Auf den Spuren von Che und Fidel

Reisezeit: November 2013  |  von Marius Schebaum

Wie Bene den Pizzastand kaufen wollte...

In unserer Generation sind wir ja durchaus mit Straßenständen, to-go-Pizzen auf fettigen, grauen Papp-Dreiecken und einem schnellen Happen im Gehen vertraut und deshalb dachten wir uns auch nichts Böses, als wir auf einem kleinen Platz in Holguin ca. fünf kleine Stände entdeckten, die alle ein recht ähnliches Angebot an Hähnchen-Sandwiches anpriesen. Wir schauten also neugierig auf die verschiedenen trostlosen Auslagen und als Benes kurze Inspirationsphase abgeschlossen war, bestellten wir bei einem der Verkäufer eines jener Sandwiches für $5. Schnell mal durchgerechnet erscheinen 5 US$ schon ganz ganz schön viel für ein Stück Pizza im nicht gerade vom Geldregen überschütteten Kuba, aber wer weiß, vielleicht ist das ja die beste Pizza im ganzen Land und Fidel persönlich kommt hier einmal im Monat auf nen Snak vorbei?! Noch unkundig in der Währungspolitik drückte Bene dem Herren also einen 20 CUC-Schein in die Hand, also jener Währung, die wir aus dem Automaten erhalten hatten und die 1:1 an den amerikanischen Dollar gebunden ist, eine Art Tauschwährung also. Der Mann schaute entsetzt auf den 20er und fragte, ob wir nicht etwas kleineres hätten.

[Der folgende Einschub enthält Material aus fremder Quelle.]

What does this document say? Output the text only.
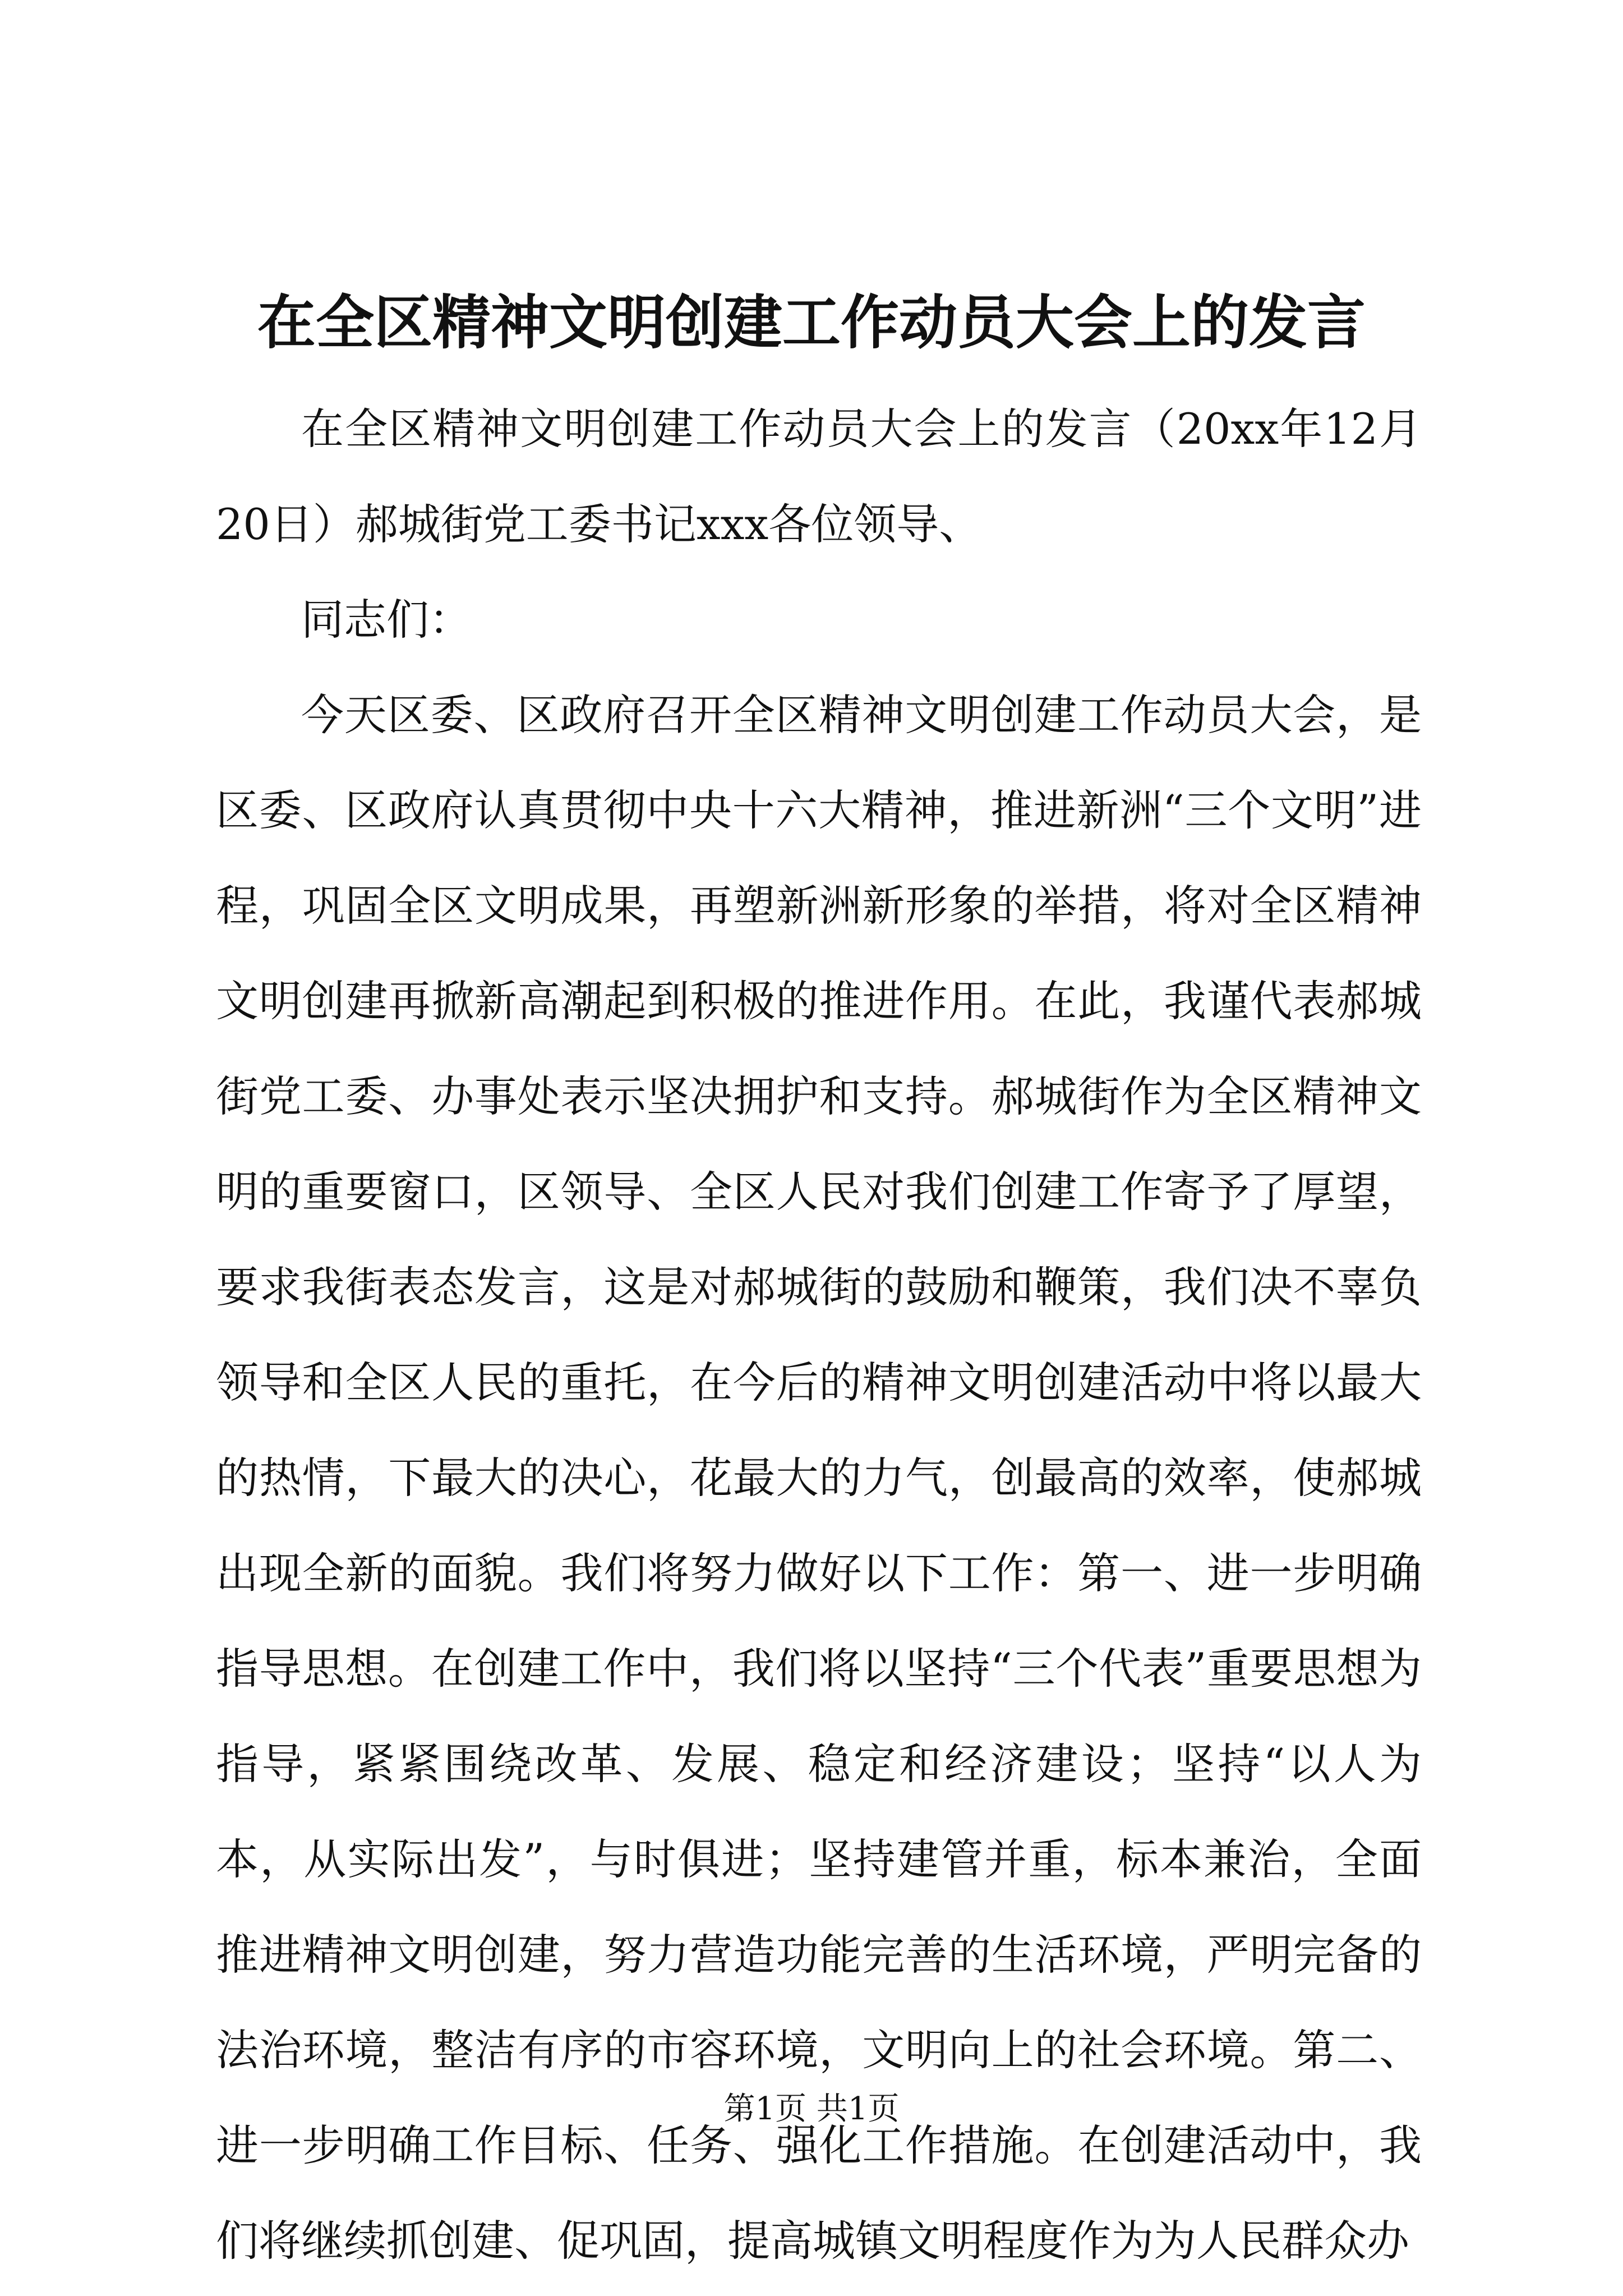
在全区精神文明创建工作动员大会上的发言

在全区精神文明创建工作动员大会上的发言（20xx年12月20日）郝城街党工委书记xxx各位领导、

同志们：

今天区委、区政府召开全区精神文明创建工作动员大会，是区委、区政府认真贯彻中央十六大精神，推进新洲“三个文明”进程，巩固全区文明成果，再塑新洲新形象的举措，将对全区精神文明创建再掀新高潮起到积极的推进作用。在此，我谨代表郝城街党工委、办事处表示坚决拥护和支持。郝城街作为全区精神文明的重要窗口，区领导、全区人民对我们创建工作寄予了厚望，要求我街表态发言，这是对郝城街的鼓励和鞭策，我们决不辜负领导和全区人民的重托，在今后的精神文明创建活动中将以最大的热情，下最大的决心，花最大的力气，创最高的效率，使郝城出现全新的面貌。我们将努力做好以下工作：第一、进一步明确指导思想。在创建工作中，我们将以坚持“三个代表”重要思想为指导，紧紧围绕改革、发展、稳定和经济建设；坚持“以人为本，从实际出发”，与时俱进；坚持建管并重，标本兼治，全面推进精神文明创建，努力营造功能完善的生活环境，严明完备的法治环境，整洁有序的市容环境，文明向上的社会环境。第二、进一步明确工作目标、任务、强化工作措施。在创建活动中，我们将继续抓创建、促巩固，提高城镇文明程度作为为人民群众办

第1页 共1页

Wir durchsuchten nochmals unsere Taschen, doch wir waren bereits froh gewesen, dass der Bankautomat uns nicht 100er ausgespuckt hatte, sondern immerhin schon einen dicken Batzen an 20ern. Außerdem waren wir der Meinung, dass bei einem Preis von 5US$ ein 20-US$-Schein doch angemessen sei?! Der Mann runzelte die in der Mitagshitze vor Schweiß glänzende Stirn, rannte schnell zu seinem Kollegen am Nachbarstand, doch auch ihn sahen wir nur den Kopf schütteln. Am Ende mussten wir tatsächlich unverrichteter Dinge die Pizza zurückgeben und mit leerem Bauch wieder abziehen, weil der Mann kein Wechselgeld organisieren konnte. Wir dachten zu diesem Zeitpunkt noch, dass es aber ziemlich schwach vom Verkäufer war, nicht auf das vierfache seines Pizzapreises rausgeben zu können.
Doch erst in einem kleinen Café in Santiago (gemütlich-urig und damit typisch kubanisch eingerichtet mit silbern-glänzenden Metalltischen auf braun-gelben Terrassenfliesen, unbequemen, aber farblich passenden Metallstühlen, einem Pulverkaffee im braunen, bei uns aus Krankenhaus-Wartehallen-Automaten bekannten Riffel-Pappbecher und einem ehemals weißen Plastikaschenbecher in der Mitte des Tisches)...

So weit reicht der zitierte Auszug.